Six more juvenile drug courts are expected to start in the state within a year, said Gray Barton, executive director of the Drug Treatment Court Commission of Maryland.
Nationally, studies have indicated recidivism among adult drug court graduates is lower than among offenders who do not receive treatment, Barton said.
This year, studies of Baltimore City and Anne Arundel County's adult drug courts showed that they could successfully treat drug users, reduce criminal recidivism and save money. An evaluation of juvenile drug courts will be done this year by the Department of Juvenile Services.
Anne Arundel has had 48 teens in its drug court. Of those, nine have graduated, and seven were sentenced. Twenty-five are participating.
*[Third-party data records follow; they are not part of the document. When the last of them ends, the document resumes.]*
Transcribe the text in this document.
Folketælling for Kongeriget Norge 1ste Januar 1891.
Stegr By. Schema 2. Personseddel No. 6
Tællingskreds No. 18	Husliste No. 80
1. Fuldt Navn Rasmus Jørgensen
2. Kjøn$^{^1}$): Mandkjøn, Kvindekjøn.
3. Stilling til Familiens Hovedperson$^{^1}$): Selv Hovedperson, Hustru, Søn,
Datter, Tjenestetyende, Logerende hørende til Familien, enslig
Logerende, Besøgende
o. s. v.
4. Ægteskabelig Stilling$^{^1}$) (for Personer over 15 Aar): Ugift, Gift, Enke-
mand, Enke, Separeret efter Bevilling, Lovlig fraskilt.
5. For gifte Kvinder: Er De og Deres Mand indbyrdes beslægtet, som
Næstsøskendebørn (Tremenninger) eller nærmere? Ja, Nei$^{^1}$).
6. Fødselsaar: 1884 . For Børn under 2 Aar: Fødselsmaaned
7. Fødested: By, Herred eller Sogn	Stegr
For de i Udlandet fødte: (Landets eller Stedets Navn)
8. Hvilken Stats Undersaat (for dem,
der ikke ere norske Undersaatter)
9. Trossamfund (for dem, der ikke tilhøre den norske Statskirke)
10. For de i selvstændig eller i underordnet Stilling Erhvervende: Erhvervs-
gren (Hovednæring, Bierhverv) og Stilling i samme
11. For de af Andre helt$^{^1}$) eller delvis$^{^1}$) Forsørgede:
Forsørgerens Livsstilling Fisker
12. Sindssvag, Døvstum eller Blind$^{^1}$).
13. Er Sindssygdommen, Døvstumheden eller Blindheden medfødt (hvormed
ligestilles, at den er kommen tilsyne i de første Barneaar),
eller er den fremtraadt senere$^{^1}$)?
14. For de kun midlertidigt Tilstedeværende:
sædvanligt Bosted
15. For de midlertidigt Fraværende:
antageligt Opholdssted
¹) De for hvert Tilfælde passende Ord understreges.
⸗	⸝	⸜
To a large measure, participants are self-selected: Only motivated youths with parents or guardians signed on to participate are eligible.
The Insight project was put together by free-lance photographer Kirsten Elstner, who directs Vision Workshops in Annapolis, a nonprofit program that teaches literacy and self-expression to low-income and at-risk youths through photography and writing workshops.
John D. Fullmer, Juvenile Drug Court coordinator, approached Elstner last year about the possibility of adapting the creative approach to his teen-agers.
"Identity crisis - our kids, I believe, are struggling with this more than other adolescents. If we can give them a sense of self, they can make better choices," Fullmer said.
The youths were asked to use a camera and pen to portray themselves, not as children who got into trouble, but focusing on their strengths and their values.
The drug court program sends counselors and probation officers to teen-agers' homes. Peresta is not wild about his trips to court, but he likes hearing Judge Pamela L. North recognize his efforts.
Peresta described the drug court as "a whole lot of work," adding, "I can't complain because I put myself in this situation."